Reverse Route Injection on ASA5505 *

Roberto Kippins · ‎02-20-2015

Hi all, I uploaded a sample topology to better explain what I want to do, from the topology attached I have two ASA5505s configured for site to site vpn, ASA2 has a direct tunnel to Site C while ASA1 passes through SITE B to get to C and I configured reverse route injection on both site A firewalls and I redistributed Site C subnets into the EIGRP AS1 at Site C but I used a slightly lower metric on ASA1 so that route through this firewall is a feasible successor , what I noticed is that ASA 2 stops redistributing the Site C routes when I shut down the outside vlan and the routes automatically switch to the feasible successor. I would like this similar convergence to happen if the isp for ASA2 goes down, my question is can this be done?

guibarati · ‎02-20-2015

It should happen. If the VPN is down, the subnet should withdraw.

It may be happening that the ASA is not "noticing" that the VPN is down. You can try to use DPD or something so the ASA will notice the vpn is down.

Kamal Malhotra · ‎02-21-2015

If the ISP goes down then the route might not go away as the route added via RRI for a static site to site tunnel is of permanent nature. So unless the interface goes down, the route should remain there. You could probably try SLA to track the reachability and add a track to EIGRP.

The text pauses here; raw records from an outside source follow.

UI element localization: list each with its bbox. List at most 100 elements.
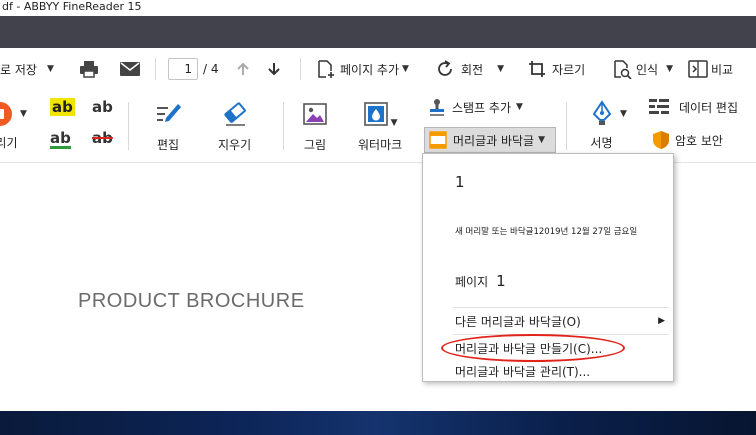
add-page-button[interactable]: 페이지 추가 ▼ [316,48,409,90]
edit-label: 편집 [156,138,180,152]
stamp-icon [430,99,444,116]
menu-item-manage-label: 머리글과 바닥글 관리(T)... [455,364,591,379]
menu-item-preset-3-number: 1 [496,272,506,290]
annotate-button[interactable]: ▼ 리기 [0,100,27,151]
arrow-down-icon [268,63,280,76]
save-as-button[interactable]: 로 저장 ▼ [0,48,54,90]
data-edit-button[interactable]: 데이터 편집 [648,98,738,116]
print-button[interactable] [79,48,99,90]
underline-button[interactable]: ab [50,130,71,149]
image-label: 그림 [303,138,327,152]
page-number-input[interactable] [168,58,198,80]
menu-item-other-label: 다른 머리글과 바닥글(O) [455,314,581,329]
chevron-down-icon: ▼ [497,64,505,74]
document-banner-image [0,411,756,435]
mail-icon [120,62,140,76]
add-page-label: 페이지 추가 [340,62,400,77]
edit-button[interactable]: 편집 [154,100,182,153]
strikethrough-icon: ab [92,129,113,147]
shield-icon [653,131,669,149]
sign-label: 서명 [590,136,613,150]
annotation-icon [0,102,12,126]
email-button[interactable] [120,48,140,90]
rotate-icon [438,60,452,76]
rotate-label: 회전 [461,62,484,77]
window-title: df - ABBYY FineReader 15 [0,0,756,16]
document-title-text: PRODUCT BROCHURE [78,290,305,312]
save-as-label: 로 저장 [0,62,37,77]
ribbon-separator [566,102,567,150]
watermark-label: 워터마크 [358,138,403,152]
menu-bar [0,16,756,48]
printer-icon [80,61,98,78]
edit-icon [157,104,181,122]
toolbar-separator [155,58,156,80]
crop-icon [529,61,545,77]
chevron-down-icon: ▼ [20,109,27,119]
annotate-label: 리기 [0,136,18,150]
chevron-down-icon: ▼ [390,118,398,128]
highlight-icon: ab [50,98,75,116]
recognize-label: 인식 [636,62,659,77]
data-edit-icon [649,99,669,114]
submenu-arrow-icon: ▶ [658,316,665,326]
menu-item-manage-headers-footers[interactable]: 머리글과 바닥글 관리(T)... [423,361,673,381]
edit-ribbon: ▼ 리기 ab ab ab ab 편집 지우기 그림 ▼ 워터마크 스탬프 추가… [0,90,756,162]
header-footer-label: 머리글과 바닥글 [453,133,535,148]
page-number-group: / 4 [168,48,219,90]
menu-item-other-headers-footers[interactable]: 다른 머리글과 바닥글(O) ▶ [423,311,673,331]
crop-label: 자르기 [552,62,586,77]
chevron-down-icon: ▼ [666,64,674,74]
toolbar-separator [300,58,301,80]
pen-nib-icon [592,100,612,125]
arrow-up-icon [237,62,249,75]
highlight-circle-annotation [441,334,625,362]
chevron-down-icon: ▼ [516,102,523,112]
menu-separator [453,307,669,308]
chevron-down-icon: ▼ [402,64,409,74]
watermark-icon [363,102,388,126]
rotate-button[interactable]: 회전 ▼ [436,48,504,90]
add-stamp-button[interactable]: 스탬프 추가 ▼ [428,98,523,116]
data-edit-label: 데이터 편집 [679,100,739,115]
password-protect-button[interactable]: 암호 보안 [652,130,723,150]
crop-button[interactable]: 자르기 [528,48,585,90]
compare-label: 비교 [711,62,734,77]
password-protect-label: 암호 보안 [675,133,723,148]
image-icon [303,103,327,125]
menu-item-preset-1[interactable]: 1 [423,168,673,196]
menu-item-preset-1-label: 1 [455,173,465,191]
chevron-down-icon: ▼ [538,135,546,145]
header-footer-icon [429,131,447,149]
menu-item-preset-3[interactable]: 페이지 1 [423,266,673,296]
header-footer-button[interactable]: 머리글과 바닥글 ▼ [424,127,556,153]
chevron-down-icon: ▼ [46,64,54,74]
ribbon-separator [283,102,284,150]
compare-button[interactable]: 비교 [688,48,733,90]
recognize-icon [614,60,632,79]
erase-label: 지우기 [218,138,252,152]
watermark-button[interactable]: ▼ 워터마크 [358,100,402,153]
compare-icon [688,60,708,78]
add-stamp-label: 스탬프 추가 [452,100,512,115]
main-toolbar: 로 저장 ▼ / 4 [0,48,756,90]
highlight-button[interactable]: ab [50,98,75,116]
chevron-down-icon: ▼ [620,109,627,119]
add-page-icon [318,60,334,78]
image-button[interactable]: 그림 [302,100,328,153]
strikethrough-button[interactable]: ab [92,130,113,146]
erase-button[interactable]: 지우기 [218,100,251,153]
sign-button[interactable]: ▼ 서명 [590,100,627,151]
recognize-button[interactable]: 인식 ▼ [612,48,673,90]
eraser-icon [223,102,246,126]
text-color-button[interactable]: ab [92,98,113,116]
ribbon-separator [128,102,129,150]
menu-item-preset-3-prefix: 페이지 [455,274,489,289]
menu-item-preset-2-label: 새 머리말 또는 바닥글12019년 12월 27일 금요일 [455,227,638,237]
underline-icon: ab [50,129,71,149]
page-total: / 4 [203,62,219,76]
text-color-icon: ab [92,98,113,116]
menu-item-preset-2[interactable]: 새 머리말 또는 바닥글12019년 12월 27일 금요일 [423,216,673,246]
next-page-button[interactable] [268,48,280,90]
previous-page-button[interactable] [237,48,249,90]
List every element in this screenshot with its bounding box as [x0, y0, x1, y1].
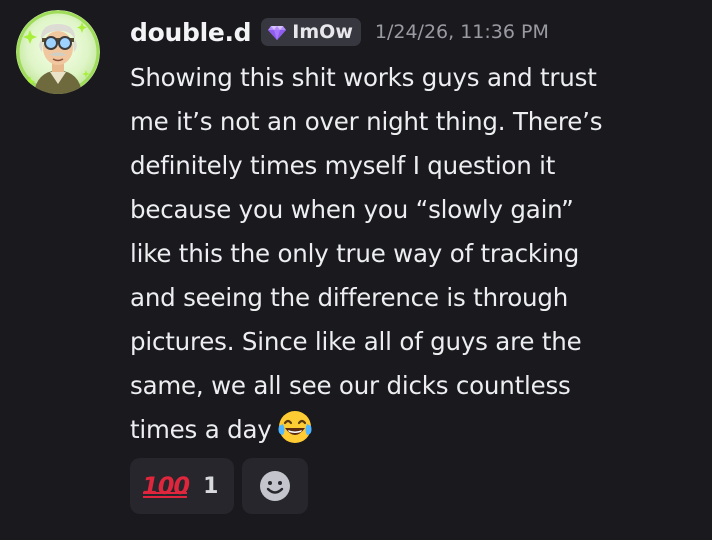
- server-tag-label: ImOw: [292, 21, 353, 43]
- chat-message: double.d ImOw 1/24/26, 11:36 PM Showing …: [0, 0, 712, 540]
- reaction-count: 1: [203, 473, 219, 499]
- message-timestamp[interactable]: 1/24/26, 11:36 PM: [375, 21, 549, 43]
- message-content: Showing this shit works guys and trust m…: [130, 56, 700, 460]
- message-header: double.d ImOw 1/24/26, 11:36 PM: [130, 14, 549, 50]
- hundred-points-icon: 100: [142, 472, 190, 500]
- server-tag[interactable]: ImOw: [261, 18, 361, 46]
- username[interactable]: double.d: [130, 18, 252, 47]
- reaction-hundred-points[interactable]: 100 1: [130, 458, 234, 514]
- avatar-character-icon: [16, 10, 100, 94]
- reactions-bar: 100 1: [130, 458, 308, 514]
- add-reaction-button[interactable]: [242, 458, 308, 514]
- gem-icon: [268, 26, 287, 40]
- message-text: Showing this shit works guys and trust m…: [130, 63, 603, 444]
- user-avatar[interactable]: [16, 10, 100, 94]
- smiley-icon: [260, 471, 290, 501]
- laughing-tears-emoji: [276, 408, 314, 460]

Roberto Kippins · ‎02-21-2015

Kamal, this is correct we have a /30 subnet on one vlan to the isp and then our subnet on another vlan where the asa is plugged in so I shutdown the /30 vlan adn the tunnel immediately went down, but when did a show ip route eigrp on my internal l3 switches the eigrp external routes was still there using the main firewall as the sucessor, I dont think the asa have much options for routing I noticed that I am limited as to waht i can do with route-maps on the asa but I will figure something out.